I’ve looked at the challenge after your post, and certainly this challenge has some quirks in it.
Basically to get the correct output given by each test case, you need to take away the first 2 sequences from typical Fibonacci sequence.
Consider the first ten Fibonacci sequence (that starts from 1)
[1, 1, 2, 3, 5, 8, 13, 21, 34, 55]
Here, the even sum is 2 + 8 + 34 = 44
. But this is far from the given test value, which demands 188
.
Now, consider the first twelve Fibonacci sequence
[1, 1, 2, 3, 5, 8, 13, 21, 34, 55, 89, 144]
Here, the even sum is 2 + 8 + 34 + 144 = 188
So, feboEvenSum(10)
actually requires the first twelve sequence.
Does this pattern continue with the other test cases? Yes.
Try it out in an online editor that supports ES6 generator. e.g) repl.it, JSFiddle
function *fib() {
let a = 0, b = 1
for(let tmp; ;) {
yield b
tmp = a
a = b
b += tmp
}
}
let seq = (gen) => (n) => {
let g = gen(), res = []
while(--n >= 0) res.push(g.next().value)
return res
}
let fibseq = seq(fib)
let even = (n) => n % 2 === 0
let sum = (a, b) => a + b
let sumEvenFib = (n) => fibseq(n).filter(even).reduce(sum)

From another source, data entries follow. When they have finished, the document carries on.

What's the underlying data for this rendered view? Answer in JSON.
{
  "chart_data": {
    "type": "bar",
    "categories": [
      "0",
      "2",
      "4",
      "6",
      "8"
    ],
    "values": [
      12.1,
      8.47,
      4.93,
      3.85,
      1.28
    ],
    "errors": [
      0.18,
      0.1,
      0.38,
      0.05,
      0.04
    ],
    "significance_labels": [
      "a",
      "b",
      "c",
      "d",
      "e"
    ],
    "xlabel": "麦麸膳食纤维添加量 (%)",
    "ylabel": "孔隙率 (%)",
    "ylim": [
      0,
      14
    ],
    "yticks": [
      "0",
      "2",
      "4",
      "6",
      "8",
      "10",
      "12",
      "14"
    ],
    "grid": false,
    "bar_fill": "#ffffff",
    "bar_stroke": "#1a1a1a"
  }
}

console.log(sumEvenFib(10))
console.log(sumEvenFib(11))
console.log(sumEvenFib(12))
console.log(sumEvenFib(23))
console.log(sumEvenFib(24))
console.log(sumEvenFib(25))
console.log(sumEvenFib(43))
console.log(sumEvenFib(44))
console.log(sumEvenFib(45))
I wrote the code such that OP won’t likely to understand to avoid spoiling the direct solution.
The conclusion is that the challenge is not well described and has weird Fibonacci sequence definition.